BUGGER KEATS!
I love Johnny dearly and I happen to think that his Ode to Autumn is a bit of as stunner - odewise - despite having had to do it for O-level but he clearly never did an Autumn here in Greece despite hanging out with the club footed boy.
Autumn here is about sounds and smells. And light!
During the long dry hot summers every prospect that you look at turns into a badly overexposed approximation of what is really there. The human brain, good though it is at image processing, just cannot deal with the light intensity and the phenomenal contrasts that it throws. Everything hazes to indistinct once the sun is in the sky. Look too long and strange motile wiggly cellular structures cloud your sight only to be replaced by heavy black blobs when you eventually look away - as look away you must. Not in Autumn though. In Autumn it is as though some extremely talented optometrist has just fitted you with invisible, imperceptible, lenses of magical clarity. Ground by the gods these new lenses pick out every fine detail, each subtle shade and shadow. Sometimes the intense clarity of Autumn light confuses me into thinking that I have an incipient migraine. I am often reminded here and now of the indescribable optical clarity that accompanies the imbibing of LSD.

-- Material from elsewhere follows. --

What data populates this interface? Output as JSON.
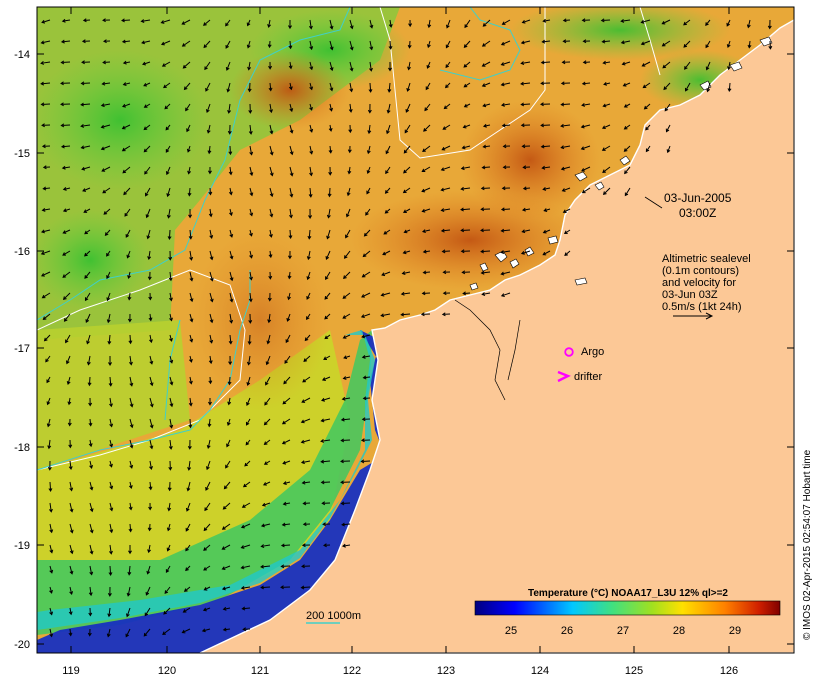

And then there are the sounds. As temperatures calm to the workable people start to visit the valley again: with chainsaws and tractors. They come early and often stay until dusk. Acoustics do odd things in this season of sounds. Is that pick-up coming toward us from left or right? Is that JCB coming or going away? And that loud male Greek voice - is he in our fields or beyond the river? The mufflers of summer are off and sounds carry their indistinct and ambiguous messages to us from all directions.
When summer fills the valley with dust and heat only the smells of herbs and insecticides register but in Autumn the olfactory palate is filled with rich and unusual smells. That smell this morning. What was it? Familiar: I know it or knew it. A dew had settled on the irrigation pipes overnight and I brushed it from the taps as I finally registered. That smell. It was the smell of damp earth. Rich, and promising so much fertility, it is a smell I had forgotten but one I will relish in the coming months of a second spring. Make no mistake, Autumn takes the plants by surprise here and fools them into another blooming. Already the nasturtiums are budding. The bottlebrush is full with its wonderful and incandescent red wands. The runner beans are cropping heavily and one can actually begin to see the thinner, weaker branches of the olives begin to bow under the weight of their fruits as the trees drink deep draughts of the rain that fell last week. The wise men of the land have taken their grapes in already. The foolish and the idle procrastinate.
A background, slightly sour, smell too. One that reminds us of jobs to do before winter sets on. The oozing smell of mats of hair holding on to stale soap suds in drains and sinks.